Set in Barrancabermeja, a river port and the unofficial capital of Colombia’s violence-scarred Magdalena Medio Valley, the film centers on Mateo (Carlos Hernandez), a 16-year-old in danger of being kicked out of school and becoming ensnared in a criminal lifestyle. Mateo lives with his poor, hard-working single mother, Made (Miriam “Pesca” Gutierrez), but looks to his Uncle Walter (Samuel Lazcano), a local crime boss, as his role model. Although Made frowns on the lad’s interaction with her sinister brother, Mateo earns more than she does by collecting extortion money from local shopkeepers on his uncle’s behalf.
Mateo’s school threatens him with expulsion unless he enrolls in a theater program run by an unconventional priest, Father David (Felipe Botero). Made puts her foot down, saying he must attend or she will banish him from the house. At first, macho Mateo feels threatened by the group’s touchy-feely, trust-building exercises; he storms out of his first session, refusing to touch other boys or let them touch him (“It’s not my thing … it’s for faggots,” he tells his mother). But Walter secretly ups the ante for Mateo to participate, ordering him to spy on the padre and the group members, and promising him his own gun and a permanent place in his gang.
Eventually, the theater group’s activities and the camaraderie of the others spark something in Mateo, who begins to take pride in his new skills and feels liberated from his day-to-day pressures. Adding to his enjoyment is his interest in another attendee, the curvaceous Ana (Leldy Nino). But when his best friend, Carlos (Juan Orozco), goes missing after crossing Walter, Mateo starts to realize just how dangerous his uncle is, especially when his uncle starts pressuring him for dirt on his new friends.
The simple (and at times simplistic) script by helmer Gamboa and Adriana Arjona is clearly intended to instruct and inspire as it shows how cooperation and collective action empower people, enabling them to retain their dignity and resist pressure from forces outside the law. Gamboa demonstrates this not only via the activities of the theater group, but also through Made and other female members of the community as they collaborate to start a plant nursery and bakery.

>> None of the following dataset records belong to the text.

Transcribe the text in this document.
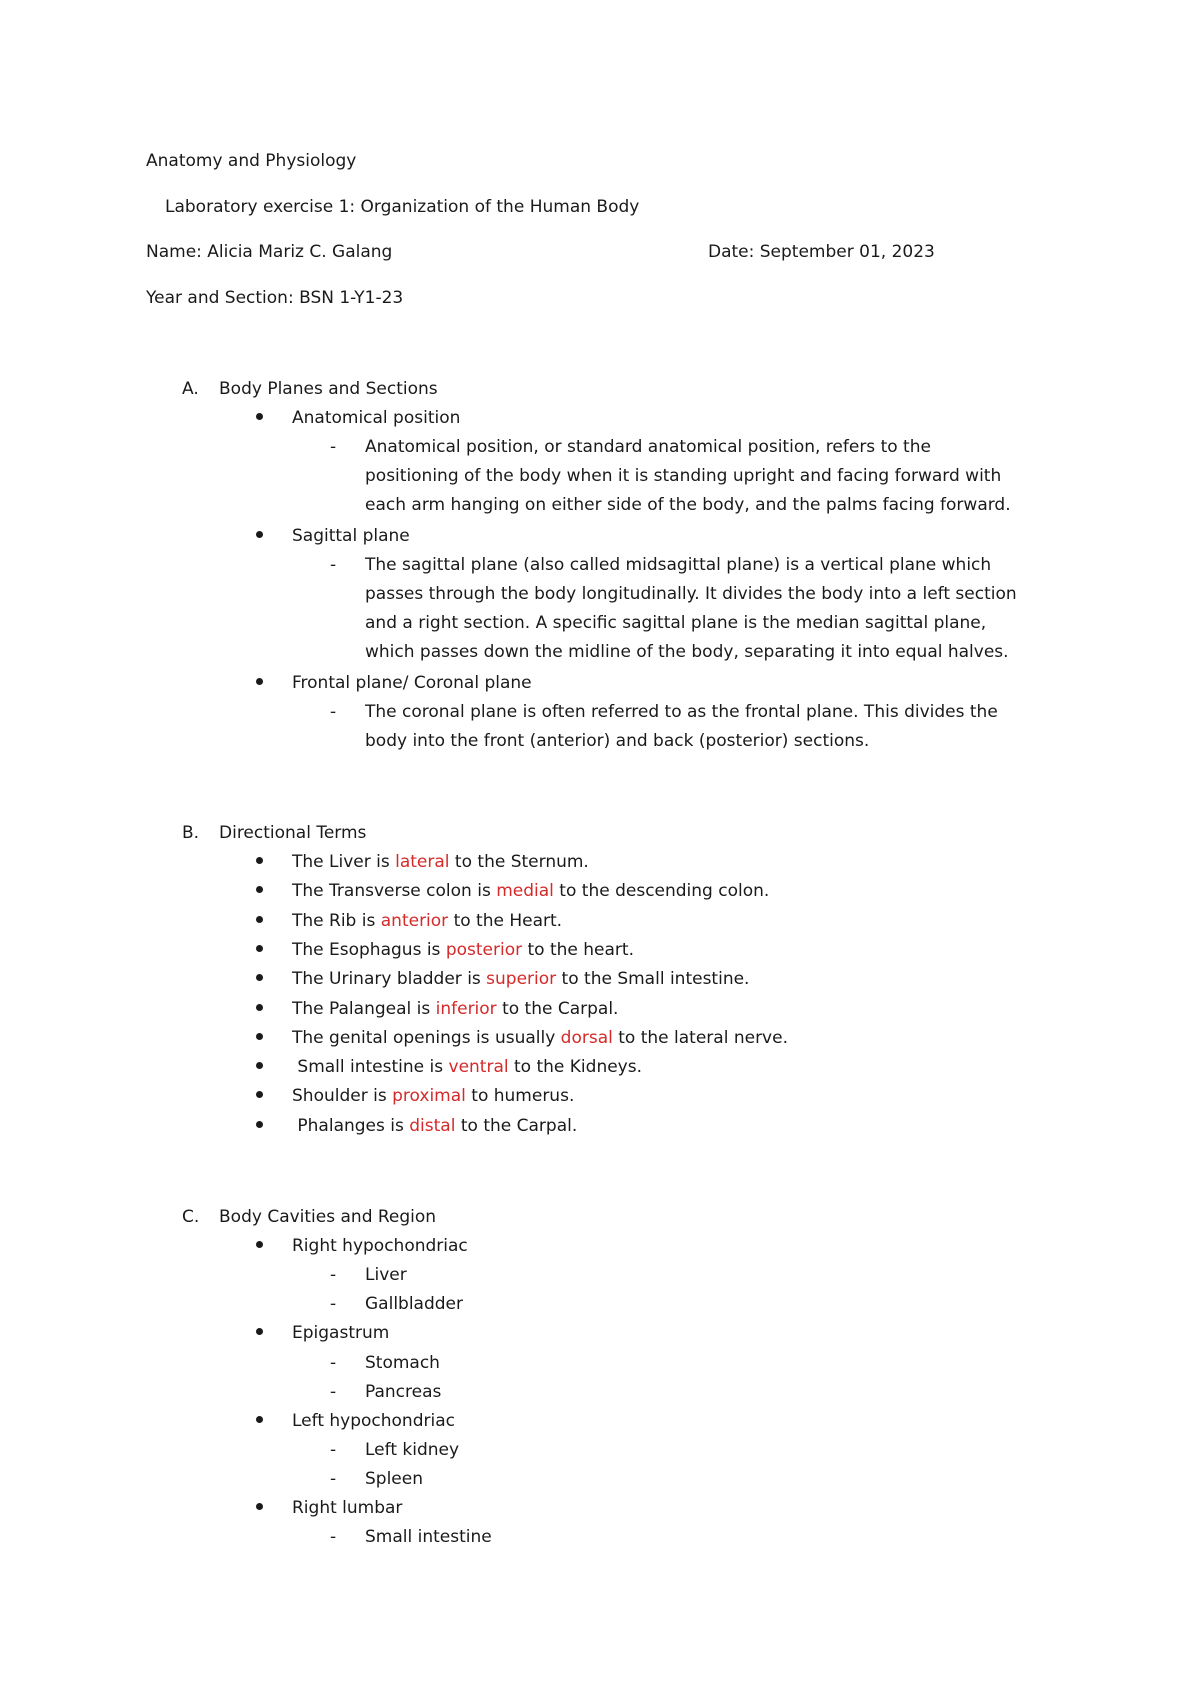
Anatomy and Physiology
Laboratory exercise 1: Organization of the Human Body
Name: Alicia Mariz C. Galang	Date: September 01, 2023
Year and Section: BSN 1-Y1-23
A. Body Planes and Sections
Anatomical position
- Anatomical position, or standard anatomical position, refers to the
positioning of the body when it is standing upright and facing forward with
each arm hanging on either side of the body, and the palms facing forward.
Sagittal plane
- The sagittal plane (also called midsagittal plane) is a vertical plane which
passes through the body longitudinally. It divides the body into a left section
and a right section. A specific sagittal plane is the median sagittal plane,
which passes down the midline of the body, separating it into equal halves.
Frontal plane/ Coronal plane
- The coronal plane is often referred to as the frontal plane. This divides the
body into the front (anterior) and back (posterior) sections.
B. Directional Terms
The Liver is lateral to the Sternum.
The Transverse colon is medial to the descending colon.
The Rib is anterior to the Heart.
The Esophagus is posterior to the heart.
The Urinary bladder is superior to the Small intestine.
The Palangeal is inferior to the Carpal.
The genital openings is usually dorsal to the lateral nerve.
Small intestine is ventral to the Kidneys.
Shoulder is proximal to humerus.
Phalanges is distal to the Carpal.
C. Body Cavities and Region
Right hypochondriac
- Liver
- Gallbladder
Epigastrum
- Stomach
- Pancreas
Left hypochondriac
- Left kidney
- Spleen
Right lumbar
- Small intestine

Per press kit, Gamboa was directing a TV series, “Revelados,” about how to prevent adolescents from entering Colombia’s armed conflict, when she encountered several instances in which the lives of vulnerable teens had been changed through their contact with groups of artists. This provided the inspiration for “Mateo,” on which she collaborated with community-based peace activists and cultural groups. Apart from Botero, the thesps are local non-pros, mostly well cast if slightly stiff. The handsome Hernandez does a good job of portraying his character’s transition from swaggering gangster wannabe to someone starting to think about morals and ethics, while lively Nino nicely conveys the excitement and physicality of first love.
The modest but polished production package gives a naturalistic sense of the daily lives of the urban poor.